Nanterre, tous des frères… et sœurs !

Sur les 487 licenciés du club, 99 femmes (précisément !) portent le maillot de Nanterre 92 cette saison. Une nouvelle dynamique débutée il y a quelques années après le chapitre mené au sein de la CTC Mont-Valérien. “C’est intéressant car il y a un nouvel élan au sein du club. Notre but est d’attirer un plus grand nombre encore de Nanterriennes. » Explique Kevin Donnadieu, responsable mini-basket. « On a aujourd’hui des joueuses débutantes mais aussi des plus confirmées.” 
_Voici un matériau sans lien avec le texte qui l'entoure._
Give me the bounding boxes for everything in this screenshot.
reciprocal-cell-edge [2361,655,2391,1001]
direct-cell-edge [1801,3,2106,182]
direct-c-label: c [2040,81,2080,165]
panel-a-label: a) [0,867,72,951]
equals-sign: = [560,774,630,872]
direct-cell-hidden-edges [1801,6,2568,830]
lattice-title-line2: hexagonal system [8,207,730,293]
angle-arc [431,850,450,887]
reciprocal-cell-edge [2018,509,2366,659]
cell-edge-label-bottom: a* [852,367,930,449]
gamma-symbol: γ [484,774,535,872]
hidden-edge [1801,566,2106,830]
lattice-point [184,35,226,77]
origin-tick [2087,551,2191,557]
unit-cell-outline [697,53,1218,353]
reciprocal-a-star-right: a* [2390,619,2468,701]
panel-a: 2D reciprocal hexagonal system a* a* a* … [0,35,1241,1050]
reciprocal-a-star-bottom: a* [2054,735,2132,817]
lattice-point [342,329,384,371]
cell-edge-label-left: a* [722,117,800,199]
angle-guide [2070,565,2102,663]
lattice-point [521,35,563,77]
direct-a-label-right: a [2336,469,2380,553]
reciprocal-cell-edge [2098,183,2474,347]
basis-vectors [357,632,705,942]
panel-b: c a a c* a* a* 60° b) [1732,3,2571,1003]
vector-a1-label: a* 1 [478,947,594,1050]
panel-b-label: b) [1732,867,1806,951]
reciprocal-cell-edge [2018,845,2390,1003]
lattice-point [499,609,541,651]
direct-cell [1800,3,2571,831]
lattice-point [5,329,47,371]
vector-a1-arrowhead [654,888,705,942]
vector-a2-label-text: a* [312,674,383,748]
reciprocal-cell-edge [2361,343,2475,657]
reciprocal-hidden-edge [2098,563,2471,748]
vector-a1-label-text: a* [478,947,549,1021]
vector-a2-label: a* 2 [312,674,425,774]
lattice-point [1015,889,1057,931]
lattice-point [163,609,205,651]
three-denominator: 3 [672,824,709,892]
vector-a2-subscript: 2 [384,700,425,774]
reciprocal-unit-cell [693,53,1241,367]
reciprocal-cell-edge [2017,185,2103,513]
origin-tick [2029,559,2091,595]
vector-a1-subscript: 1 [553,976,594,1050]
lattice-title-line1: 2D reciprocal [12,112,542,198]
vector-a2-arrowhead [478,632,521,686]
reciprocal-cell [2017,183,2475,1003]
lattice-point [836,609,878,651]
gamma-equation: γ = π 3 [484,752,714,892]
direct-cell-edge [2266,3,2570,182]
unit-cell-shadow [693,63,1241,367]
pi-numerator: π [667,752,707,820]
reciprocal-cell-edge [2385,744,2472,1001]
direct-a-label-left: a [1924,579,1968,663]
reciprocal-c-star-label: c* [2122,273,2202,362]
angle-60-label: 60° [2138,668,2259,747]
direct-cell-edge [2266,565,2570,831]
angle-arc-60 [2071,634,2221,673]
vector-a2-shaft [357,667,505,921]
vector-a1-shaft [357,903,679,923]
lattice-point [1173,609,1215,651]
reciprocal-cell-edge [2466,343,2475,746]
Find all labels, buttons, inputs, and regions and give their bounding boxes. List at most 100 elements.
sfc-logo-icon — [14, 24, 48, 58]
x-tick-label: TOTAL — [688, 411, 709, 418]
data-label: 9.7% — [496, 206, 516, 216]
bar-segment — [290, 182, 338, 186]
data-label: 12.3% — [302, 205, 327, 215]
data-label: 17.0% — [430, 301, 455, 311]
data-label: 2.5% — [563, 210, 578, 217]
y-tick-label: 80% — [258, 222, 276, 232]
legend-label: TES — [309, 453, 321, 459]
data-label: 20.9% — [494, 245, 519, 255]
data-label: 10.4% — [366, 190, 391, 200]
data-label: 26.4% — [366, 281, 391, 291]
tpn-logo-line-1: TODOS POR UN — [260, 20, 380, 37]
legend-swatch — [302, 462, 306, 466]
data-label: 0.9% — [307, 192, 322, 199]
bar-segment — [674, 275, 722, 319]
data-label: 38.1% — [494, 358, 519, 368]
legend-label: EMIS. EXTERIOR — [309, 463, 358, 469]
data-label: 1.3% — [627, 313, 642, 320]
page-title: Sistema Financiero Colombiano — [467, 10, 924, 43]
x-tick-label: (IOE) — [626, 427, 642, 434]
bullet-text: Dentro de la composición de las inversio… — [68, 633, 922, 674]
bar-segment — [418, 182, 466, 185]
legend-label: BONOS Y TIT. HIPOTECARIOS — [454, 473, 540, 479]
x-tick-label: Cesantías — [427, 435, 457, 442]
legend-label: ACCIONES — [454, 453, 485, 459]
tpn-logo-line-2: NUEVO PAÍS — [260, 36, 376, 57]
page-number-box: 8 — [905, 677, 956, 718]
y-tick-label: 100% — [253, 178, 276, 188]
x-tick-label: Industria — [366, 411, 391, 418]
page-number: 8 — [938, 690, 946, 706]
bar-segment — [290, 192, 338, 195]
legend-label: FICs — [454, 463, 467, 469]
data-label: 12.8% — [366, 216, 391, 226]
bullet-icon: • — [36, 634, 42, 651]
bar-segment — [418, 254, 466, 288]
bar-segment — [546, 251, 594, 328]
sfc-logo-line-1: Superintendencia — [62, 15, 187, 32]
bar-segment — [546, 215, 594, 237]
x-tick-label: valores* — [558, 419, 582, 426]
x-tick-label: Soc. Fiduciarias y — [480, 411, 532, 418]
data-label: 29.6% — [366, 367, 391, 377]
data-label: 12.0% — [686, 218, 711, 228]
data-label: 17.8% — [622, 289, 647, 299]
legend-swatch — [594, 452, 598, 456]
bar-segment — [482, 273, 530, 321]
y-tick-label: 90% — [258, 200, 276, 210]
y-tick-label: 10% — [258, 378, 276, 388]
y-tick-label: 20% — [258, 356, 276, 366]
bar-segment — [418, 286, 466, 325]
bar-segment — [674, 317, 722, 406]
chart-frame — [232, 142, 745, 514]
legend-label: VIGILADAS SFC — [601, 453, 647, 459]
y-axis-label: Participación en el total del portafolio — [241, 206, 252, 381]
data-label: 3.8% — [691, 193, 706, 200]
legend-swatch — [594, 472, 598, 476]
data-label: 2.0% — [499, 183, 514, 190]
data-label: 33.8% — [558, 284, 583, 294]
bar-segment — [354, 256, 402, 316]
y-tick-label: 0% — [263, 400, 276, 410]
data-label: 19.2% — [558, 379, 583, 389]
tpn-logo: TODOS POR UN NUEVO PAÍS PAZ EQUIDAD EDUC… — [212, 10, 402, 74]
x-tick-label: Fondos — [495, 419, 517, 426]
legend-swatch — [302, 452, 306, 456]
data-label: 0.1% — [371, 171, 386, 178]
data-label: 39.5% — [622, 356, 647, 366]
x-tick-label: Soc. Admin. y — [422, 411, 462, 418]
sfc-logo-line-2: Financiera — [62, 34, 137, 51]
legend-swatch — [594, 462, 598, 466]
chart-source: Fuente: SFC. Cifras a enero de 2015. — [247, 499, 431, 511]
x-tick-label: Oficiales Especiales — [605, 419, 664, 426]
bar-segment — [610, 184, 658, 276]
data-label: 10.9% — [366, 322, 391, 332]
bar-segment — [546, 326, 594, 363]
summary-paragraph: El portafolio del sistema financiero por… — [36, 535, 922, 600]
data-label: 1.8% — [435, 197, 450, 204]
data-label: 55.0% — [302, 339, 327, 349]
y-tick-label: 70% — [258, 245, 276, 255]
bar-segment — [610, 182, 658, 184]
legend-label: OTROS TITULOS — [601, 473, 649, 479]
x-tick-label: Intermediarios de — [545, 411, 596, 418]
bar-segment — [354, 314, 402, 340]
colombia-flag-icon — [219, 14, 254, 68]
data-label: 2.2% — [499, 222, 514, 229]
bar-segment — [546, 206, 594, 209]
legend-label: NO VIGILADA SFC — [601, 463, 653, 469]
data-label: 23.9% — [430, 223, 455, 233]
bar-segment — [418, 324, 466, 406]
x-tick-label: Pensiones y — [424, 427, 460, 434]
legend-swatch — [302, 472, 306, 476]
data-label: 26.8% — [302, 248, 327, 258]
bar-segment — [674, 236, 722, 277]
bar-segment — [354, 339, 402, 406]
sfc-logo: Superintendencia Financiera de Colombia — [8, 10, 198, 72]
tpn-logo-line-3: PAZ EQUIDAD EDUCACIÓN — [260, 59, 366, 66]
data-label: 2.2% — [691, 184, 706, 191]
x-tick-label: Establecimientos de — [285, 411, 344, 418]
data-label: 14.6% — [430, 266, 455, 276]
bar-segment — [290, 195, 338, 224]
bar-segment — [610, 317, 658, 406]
Auparavant, il n’existait qu’une seule équipe de U11. Aujourd’hui, le club compte des équipes de U11 jusqu’au sénior. Cette équipe entraînée par André Morais a été créée cette année. “J’ai débuté cette saison parce que je me suis blessé. C’est une nouvelle expérience pour moi.” Actuellement deuxième du championnat de D2 départementale, la saison de son équipe se passe “super bien”. “L’ambiance est très bonne et les filles sont contentes de ma façon d’entraîner. Il y a de l’échange et du partage. Je partage mon amour et mon expérience du basket et je suis très content de ça !

 

“Ça transpire Nanterre !”  

Pour Johanna Adile, joueuse en sénior et coach des U13, le développement des sections est une réussite sportive et humaine. “Après la CTC, ça change d’avoir une identité nanterrienne pour les filles. Elles sont motivées, elles ont les couleurs, ça transpire Nanterre ! Elles vont voir les matchs des unes et des autres. On a même réussi à faire des sorties pour voir des matchs d’équipes professionnelles.”

Le club a créé cette année un camp exclusivement réservé aux filles, c’est une réussite avec plus de 25 inscriptions sur l’édition du mois de décembre. “ Il y avait même des joueuses extérieures au club et je trouve ça top. Ça c’est super bien passé avec beaucoup de travail individuel. C’était bon enfant.” Prochaine édition du Women JSF Camp lors des prochaines vacances scolaires.  

Pour le futur, les objectifs du club sont de bénéficier d’une ou plusieurs équipes régions sur les prochaines saisons et, pourquoi pas, créer de nouvelles équipes. En espérant voir passer d’autres joueuses de talent comme Imane Loubibet (au centre sur la photo ci-dessous), qui évolue désormais à l’INSEP et qui est la première nanterrienne à avoir intégré l’INSEP.